By Nailea Ayala |Staff Writer|
“We are a generation of idiots. Smart phones and dumb people,” said Gary Turk in his YouTube video Look Up.
Turk goes further to say that we have become slaves to technology.
It won’t be difficult to go out in public and find a person walking and looking down at their phones, or sitting at home watching a computer screen for hours of the day.
Places like concerts, dinner tables, and school libraries all seem to be popular places for people to be on these devices.
But are they so necessary that we forget what it is like to interact with others?
It seems that people now find it more important to record a concert to later show friends on social networks such as Instagram or Facebook.
Isn’t the reason for buying a concert ticket to enjoy the live music?
Recording the concert still forces you to view the concert through a screen and miss valuable interactions with others.
A lot of people are guilty of saying the famous phrase, “Let’s get together soon, we need to catch up.”
Dinners seem to have become opportunities for people to virtually share the plate they have ordered or a picture in the fancy restaurant, and the time spent with the person in front of you ceases to be the main focus.
Can we really count the hundreds of friends online as real friends, if we don’t ever interact with them in person?
These gadgets and social networks let us see what others lives are like and encourage us to also share our personal life.
We spend endless hours behind a screen and we isolate ourselves to the point where face-to-face interaction becomes something extraordinary.
“I think people have become rude now that everyone has smart phones.
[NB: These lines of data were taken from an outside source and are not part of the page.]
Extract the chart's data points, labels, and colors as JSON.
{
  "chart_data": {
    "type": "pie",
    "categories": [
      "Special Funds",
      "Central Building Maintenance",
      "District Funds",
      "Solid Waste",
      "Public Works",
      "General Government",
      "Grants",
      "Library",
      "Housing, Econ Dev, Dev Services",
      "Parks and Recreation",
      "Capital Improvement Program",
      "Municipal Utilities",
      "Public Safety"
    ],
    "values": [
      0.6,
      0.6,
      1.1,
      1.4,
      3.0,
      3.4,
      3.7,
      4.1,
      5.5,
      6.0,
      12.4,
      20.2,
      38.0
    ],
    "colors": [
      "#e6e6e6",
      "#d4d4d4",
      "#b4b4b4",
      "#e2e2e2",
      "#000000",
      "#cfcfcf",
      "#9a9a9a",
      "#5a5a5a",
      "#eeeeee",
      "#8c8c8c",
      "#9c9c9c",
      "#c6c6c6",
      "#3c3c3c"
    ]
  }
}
I don’t know when people started to think that looking down at a phone while someone else is talking is something normal. I find it extremely rude,” said student Esmeralda Sahagun.
“The time you don’t have to tell hundreds of what you’ve done because you want to share this moment with just this one,” adds Turk in his YouTube video.
Phones, tablets and laptops give us a sense of being connected because of all the “friends” we think we have through social networks, however, news feeds don’t always share someone’s entire life, especially what truly matters.
We should be able to share special moments with others without having to immediately show hundreds of strangers, eat without taking pictures of our food, and look at the people who speak to us.